Cobalt-chromium ball with cross linked polyethylene socket:  The greatest clinical follow-up data supports this bearing’s reliability.  Continued improvements in the ball surface and durability of the polyethylene predicts continued gains in longevity.  It is impossible for most patients to wear this bearing out.

Ceramic ball with cross linked polyethylene socket:  Laboratory wear studies indicate lower polyethylene wear than with a cobalt-chromium ball.  There is a possible ceramic fracture risk though there are no reported fractures with the latest generation of ceramic.

Ceramic ball with ceramic socket:  This bearing has the lowest wear of any bearing and the wear particles are probably less reactive with body tissues than cobalt-chromium or polyethylene.  There is about 1 in 1000 risk for fracture of the ceramic socket, possibly due to extreme forceful motions.  There is also a similar risk of fracture of the smallest size ceramic ball (28 millimeters) and less fracture risk as the ball gets bigger.  Squeaking of ceramic-ceramic bearings has also been reported though I have not seen it in any of my patients.

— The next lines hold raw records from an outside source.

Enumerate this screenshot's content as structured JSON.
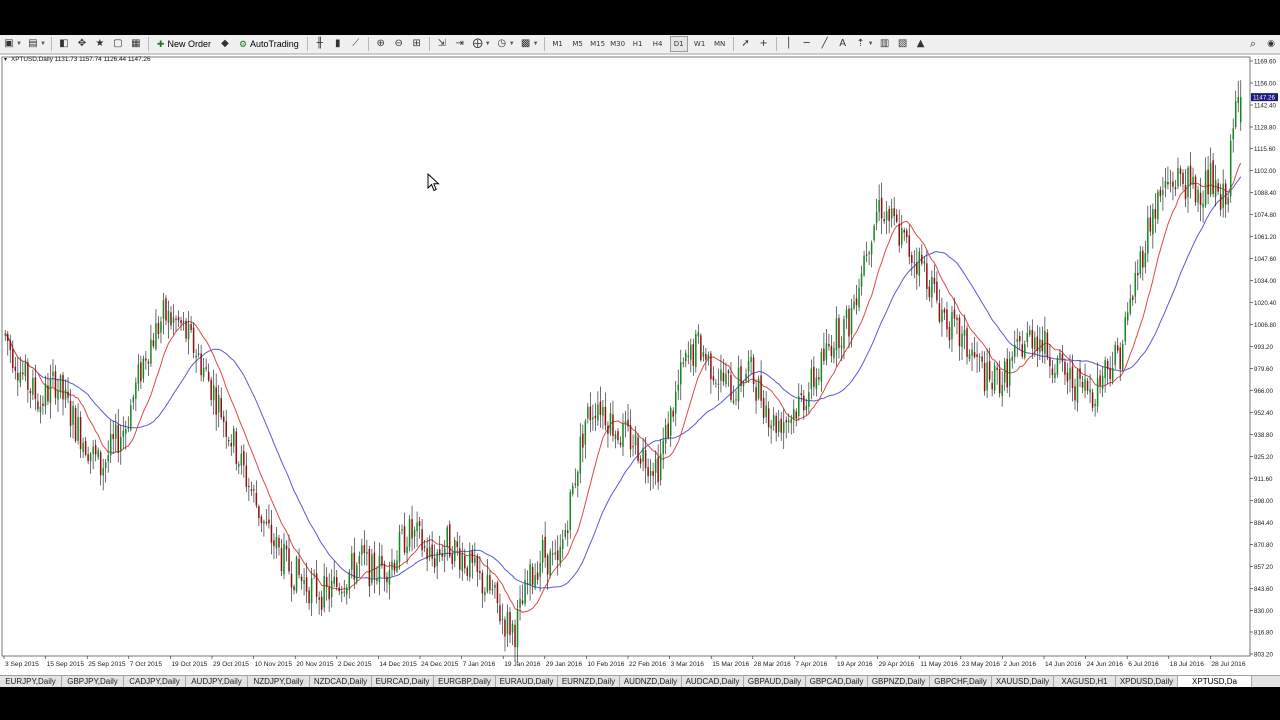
{
  "toolbar": {
    "items": [
      {
        "type": "icon",
        "name": "new-chart-icon",
        "symbol": "▣",
        "dropdown": true
      },
      {
        "type": "icon",
        "name": "profiles-icon",
        "symbol": "▤",
        "dropdown": true
      },
      {
        "type": "sep"
      },
      {
        "type": "icon",
        "name": "market-watch-icon",
        "symbol": "◧"
      },
      {
        "type": "icon",
        "name": "data-window-icon",
        "symbol": "✥"
      },
      {
        "type": "icon",
        "name": "navigator-icon",
        "symbol": "★"
      },
      {
        "type": "icon",
        "name": "terminal-icon",
        "symbol": "▢"
      },
      {
        "type": "icon",
        "name": "strategy-tester-icon",
        "symbol": "▦"
      },
      {
        "type": "sep"
      },
      {
        "type": "text",
        "name": "new-order-button",
        "icon": "✚",
        "label": "New Order"
      },
      {
        "type": "icon",
        "name": "metaeditor-icon",
        "symbol": "◆"
      },
      {
        "type": "text",
        "name": "autotrading-button",
        "icon": "⚙",
        "label": "AutoTrading"
      },
      {
        "type": "sep"
      },
      {
        "type": "icon",
        "name": "bar-chart-icon",
        "symbol": "╫"
      },
      {
        "type": "icon",
        "name": "candlesticks-icon",
        "symbol": "▮"
      },
      {
        "type": "icon",
        "name": "line-chart-icon",
        "symbol": "⟋"
      },
      {
        "type": "sep"
      },
      {
        "type": "icon",
        "name": "zoom-in-icon",
        "symbol": "⊕"
      },
      {
        "type": "icon",
        "name": "zoom-out-icon",
        "symbol": "⊖"
      },
      {
        "type": "icon",
        "name": "tile-windows-icon",
        "symbol": "⊞"
      },
      {
        "type": "sep"
      },
      {
        "type": "icon",
        "name": "auto-scroll-icon",
        "symbol": "⇲"
      },
      {
        "type": "icon",
        "name": "chart-shift-icon",
        "symbol": "⇥"
      },
      {
        "type": "icon",
        "name": "indicators-icon",
        "symbol": "⨁",
        "dropdown": true
      },
      {
        "type": "icon",
        "name": "periods-icon",
        "symbol": "◷",
        "dropdown": true
      },
      {
        "type": "icon",
        "name": "templates-icon",
        "symbol": "▩",
        "dropdown": true
      },
      {
        "type": "sep"
      },
      {
        "type": "tf",
        "name": "timeframe-m1",
        "label": "M1"
      },
      {
        "type": "tf",
        "name": "timeframe-m5",
        "label": "M5"
      },
      {
        "type": "tf",
        "name": "timeframe-m15",
        "label": "M15"
      },
      {
        "type": "tf",
        "name": "timeframe-m30",
        "label": "M30"
      },
      {
        "type": "tf",
        "name": "timeframe-h1",
        "label": "H1"
      },
      {
        "type": "tf",
        "name": "timeframe-h4",
        "label": "H4"
      },
      {
        "type": "tf",
        "name": "timeframe-d1",
        "label": "D1"
      },
      {
        "type": "tf",
        "name": "timeframe-w1",
        "label": "W1"
      },
      {
        "type": "tf",
        "name": "timeframe-mn",
        "label": "MN"
      },
      {
        "type": "sep"
      },
      {
        "type": "icon",
        "name": "cursor-tool-icon",
        "symbol": "➚"
      },
      {
        "type": "icon",
        "name": "crosshair-icon",
        "symbol": "+"
      },
      {
        "type": "sep"
      },
      {
        "type": "icon",
        "name": "vertical-line-icon",
        "symbol": "│"
      },
      {
        "type": "icon",
        "name": "horizontal-line-icon",
        "symbol": "─"
      },
      {
        "type": "icon",
        "name": "trendline-icon",
        "symbol": "╱"
      },
      {
        "type": "icon",
        "name": "text-tool-icon",
        "symbol": "A"
      },
      {
        "type": "icon",
        "name": "arrows-icon",
        "symbol": "⇡",
        "dropdown": true
      },
      {
        "type": "icon",
        "name": "equidistant-channel-icon",
        "symbol": "▥"
      },
      {
        "type": "icon",
        "name": "fibonacci-icon",
        "symbol": "▧"
      },
      {
        "type": "icon",
        "name": "shapes-icon",
        "symbol": "▲"
      }
    ],
    "search_icon": "⌕",
    "account_icon": "◉"
  },
  "chart": {
    "header": "XPTUSD,Daily  1131.73 1157.74 1126.44 1147.26",
    "current_price_label": "1147.26",
    "colors": {
      "bull": "#12881e",
      "bear": "#8c1010",
      "ma_fast": "#e04848",
      "ma_slow": "#5a5ad2",
      "grid_text": "#202020",
      "price_tag": "#1a1a80"
    }
  },
  "chart_data": {
    "type": "candlestick",
    "symbol": "XPTUSD",
    "timeframe": "Daily",
    "ylim": [
      803.2,
      1169.6
    ],
    "y_ticks": [
      "1169.60",
      "1156.00",
      "1142.40",
      "1128.80",
      "1115.60",
      "1102.00",
      "1088.40",
      "1074.80",
      "1061.20",
      "1047.60",
      "1034.00",
      "1020.40",
      "1006.80",
      "993.20",
      "979.60",
      "966.00",
      "952.40",
      "938.80",
      "925.20",
      "911.60",
      "898.00",
      "884.40",
      "870.80",
      "857.20",
      "843.60",
      "830.00",
      "816.80",
      "803.20"
    ],
    "x_labels": [
      "3 Sep 2015",
      "15 Sep 2015",
      "25 Sep 2015",
      "7 Oct 2015",
      "19 Oct 2015",
      "29 Oct 2015",
      "10 Nov 2015",
      "20 Nov 2015",
      "2 Dec 2015",
      "14 Dec 2015",
      "24 Dec 2015",
      "7 Jan 2016",
      "19 Jan 2016",
      "29 Jan 2016",
      "10 Feb 2016",
      "22 Feb 2016",
      "3 Mar 2016",
      "15 Mar 2016",
      "28 Mar 2016",
      "7 Apr 2016",
      "19 Apr 2016",
      "29 Apr 2016",
      "11 May 2016",
      "23 May 2016",
      "2 Jun 2016",
      "14 Jun 2016",
      "24 Jun 2016",
      "6 Jul 2016",
      "18 Jul 2016",
      "28 Jul 2016"
    ],
    "last_bar": {
      "open": 1131.73,
      "high": 1157.74,
      "low": 1126.44,
      "close": 1147.26
    },
    "path_anchors": [
      [
        0,
        1000
      ],
      [
        7,
        975
      ],
      [
        14,
        958
      ],
      [
        20,
        972
      ],
      [
        28,
        945
      ],
      [
        38,
        918
      ],
      [
        48,
        945
      ],
      [
        56,
        990
      ],
      [
        63,
        1012
      ],
      [
        70,
        1006
      ],
      [
        76,
        990
      ],
      [
        84,
        962
      ],
      [
        94,
        920
      ],
      [
        104,
        880
      ],
      [
        112,
        858
      ],
      [
        120,
        846
      ],
      [
        128,
        840
      ],
      [
        136,
        852
      ],
      [
        142,
        862
      ],
      [
        146,
        854
      ],
      [
        154,
        860
      ],
      [
        160,
        878
      ],
      [
        164,
        875
      ],
      [
        170,
        862
      ],
      [
        176,
        872
      ],
      [
        182,
        864
      ],
      [
        188,
        850
      ],
      [
        194,
        840
      ],
      [
        198,
        825
      ],
      [
        203,
        818
      ],
      [
        208,
        845
      ],
      [
        214,
        866
      ],
      [
        220,
        856
      ],
      [
        226,
        905
      ],
      [
        231,
        948
      ],
      [
        236,
        960
      ],
      [
        244,
        940
      ],
      [
        250,
        935
      ],
      [
        255,
        925
      ],
      [
        260,
        920
      ],
      [
        264,
        944
      ],
      [
        270,
        980
      ],
      [
        276,
        994
      ],
      [
        284,
        975
      ],
      [
        290,
        966
      ],
      [
        296,
        980
      ],
      [
        302,
        960
      ],
      [
        306,
        946
      ],
      [
        312,
        950
      ],
      [
        318,
        962
      ],
      [
        324,
        978
      ],
      [
        330,
        1000
      ],
      [
        336,
        1008
      ],
      [
        342,
        1050
      ],
      [
        348,
        1082
      ],
      [
        354,
        1068
      ],
      [
        360,
        1052
      ],
      [
        366,
        1042
      ],
      [
        372,
        1018
      ],
      [
        378,
        1002
      ],
      [
        386,
        986
      ],
      [
        392,
        970
      ],
      [
        398,
        975
      ],
      [
        404,
        992
      ],
      [
        410,
        1002
      ],
      [
        416,
        988
      ],
      [
        422,
        975
      ],
      [
        428,
        968
      ],
      [
        434,
        966
      ],
      [
        438,
        980
      ],
      [
        444,
        990
      ],
      [
        450,
        1034
      ],
      [
        456,
        1072
      ],
      [
        462,
        1092
      ],
      [
        468,
        1098
      ],
      [
        474,
        1088
      ],
      [
        480,
        1096
      ],
      [
        484,
        1078
      ],
      [
        487,
        1095
      ],
      [
        490,
        1140
      ],
      [
        492,
        1150
      ]
    ],
    "ma_fast_period": 14,
    "ma_slow_period": 34
  },
  "symbol_tabs": [
    {
      "label": "EURJPY,Daily"
    },
    {
      "label": "GBPJPY,Daily"
    },
    {
      "label": "CADJPY,Daily"
    },
    {
      "label": "AUDJPY,Daily"
    },
    {
      "label": "NZDJPY,Daily"
    },
    {
      "label": "NZDCAD,Daily"
    },
    {
      "label": "EURCAD,Daily"
    },
    {
      "label": "EURGBP,Daily"
    },
    {
      "label": "EURAUD,Daily"
    },
    {
      "label": "EURNZD,Daily"
    },
    {
      "label": "AUDNZD,Daily"
    },
    {
      "label": "AUDCAD,Daily"
    },
    {
      "label": "GBPAUD,Daily"
    },
    {
      "label": "GBPCAD,Daily"
    },
    {
      "label": "GBPNZD,Daily"
    },
    {
      "label": "GBPCHF,Daily"
    },
    {
      "label": "XAUUSD,Daily"
    },
    {
      "label": "XAGUSD,H1"
    },
    {
      "label": "XPDUSD,Daily"
    },
    {
      "label": "XPTUSD,Da"
    }
  ],
  "active_tab_index": 19
}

Ceramic ball with cobalt-chromium socket: Compared to a metal-metal bearing, metal particle production is 1/10th (laboratory studies) which lowers the risk of metal hypersensitivity and lowers blood cobalt and chromium ion levels. Compared to ceramic-ceramic a bigger ball size is typically possible (more stability, almost no fracture risk) and there is no risk of socket fracture. This bearing is very promising but newest and has the least clinical follow-up. Though clinical studies showing no problems have been completed, ceramic-metal is still in the FDA approval process and its use is termed “off label”.

At present there is no clear cut answer though for my patients all possibilities are available.  I can make the choice for you or with you or you can research hip bearings yourself.  All of the above choices have very low risk and can be considered good choices.

Overall I think that patients are often too concerned with proper selection of the specific prosthesis.  I believe that the way the surgery is done:  preserving the soft tissues, avoiding complications and implanting the artificial parts accurately is most important.  Anterior approach hip replacement is the best at achieving these goals and with the anterior approach the patient has all options open regarding the type of hip prosthesis.